Despite the continued improvement of security, a pair of new studies from Barracuda indicate continued end user problems, with spear phishing being a particular issue.
LAS VEGAS – Email security may be a heavily commoditized market. But it’s a market where core demand continues to grow. Barracuda has released a pair of new studies, on the state of email security, and on spear phishing specifically. While much of the data is discouraging, in the sense that awareness and education seem to have had little impact on core problems, it certainly provides ample ammunition for MSPs offering protection to clients. Neal Bradbury, VP MSP Strategic Partnerships at Barracuda, talked about the state of email security and MSP opportunities within it at the CompTIA ChannelCon event here.
“This 2019 Email Security Trends survey brings to light things that happen in the industry,” Bradbury said. “There are no real surprises. Ransomware is still a problem. Phishing is still a problem. Businesses still need to respond. There are things MSPs can do to provide greater protection for clients, whether from training or otherwise.”
The email survey was a global one, based on a range of businesses from small business to the enterprise and across the Americas, EMEA, and APAC. Companies surveyed include small, mid-sized, and enterprise businesses.
A key data point is that 43 per cent of the organizations surveyed say they have been the victim of a spear phishing attack in the past 12 months. Bradbury noted that a major problem here is that these attacks are less obvious than they used to be – which makes them harder to defend against.

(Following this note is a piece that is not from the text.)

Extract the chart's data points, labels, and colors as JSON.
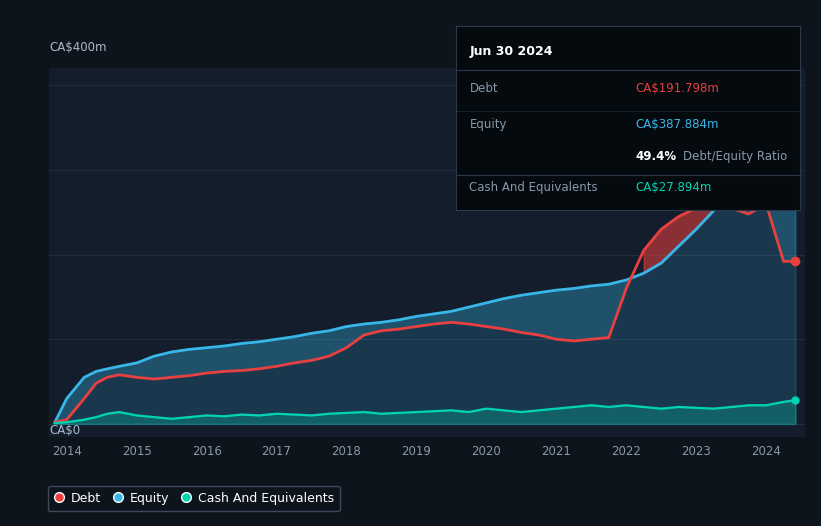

“The difference is that two years ago, this kind of attack would be a link in an email, and you could train a user not to click a link or download an attachment,” Bradbury said. “Now the tactics have changed. Now it is more common to see targeted attacks with people’s titles and other information that is obtained from LinkedIn or other social media without a link. The phishers commonly provide these personal details and ask the office to forward them money. Stopping this kind of attack is something that Barracuda Sentinel was built to do.” Sentinel is an AI-based spear phishing detection tool that Barracuda developed in 2017.
The second report focuses on defending against lateral phishing, in which cybercriminals use a compromised account within an organization to send phishing emails both to others within that domain, and to their contacts.
This study found that the majority of lateral phishing attacks rely on two deceptive narratives, both of which do use links. One is messages that falsely alert the user of a problem with their email account, while the other is messages that provide a link to a fake “shared” document. 63 per cent of incidents used commonplace variants of the “shared document” and “account problem” messages, 30 per cent of the incidents used more refined messages, modifying the language to target enterprise organizations, and 7 per cent were highly targeted content that was specific to the hijacked account’s organization.
One in seven 7 businesses saw lateral phishing attacks in a seven-month period, with 60 per cent seeing multiple incidents. About 11 per cent of these attacks successfully compromised additional employee accounts, while 42 per cent weren’t reported to the organization’s IT or security team.
“It’s a constant game of cat and mouse, and is one of the reasons that we purchased PhishLine,” Bradbury stated. “We saw a need in the market to do training.” The data gathered by the Barracuda PhishLine application shows that 1 in 3 will fall victim to a phishing set by clicking on a fake “internal” email.
The Security Trends survey reported that 66 of respondents said that attacks have had a direct monetary cost on their organization in the past year, with almost a quarter saying it was $100,000 or more. Nearly three quarters said that email attacks had other significant impacts on their businesses, including loss of employee productivity, downtime, business disruption, and damage to the reputation and morale of the IT team, with higher stress levels being a problem.
None of this is good news for customers, but it is for MSPs.
“There is real momentum in the email security MSP business,” Bradbury said. “Barracuda email business has grown 122 per cent. In particular, small businesses are more likely to believe themselves endangered, which is a clear opportunity for MSPs. Our value proposition has always been about security in layers, and some vendors don’t focus on the MSP channel as much as we do.”
The continued growth of Office 365 is a major contributing factor to vendor churn, where customers are more likely to reconsider their security provider, Bradbury added.
“With Office 365 adoption growing at a steady clip, changes in security often accompany it because when people swap out a server, they are more likely to rethink security as well,” he noted.
Barracuda also enhanced the augmentation of their security portfolio with the acquisition of advanced bot detection technology from InfiSecure Technologies. InfiSecure specializes in low-latency detection and mitigation of advanced bots, and adds advanced capabilities to Barracuda’s recently announced Advanced Bot Protection which will be available for both the Barracuda WAF-as-a-Service and Web Application Firewall platforms.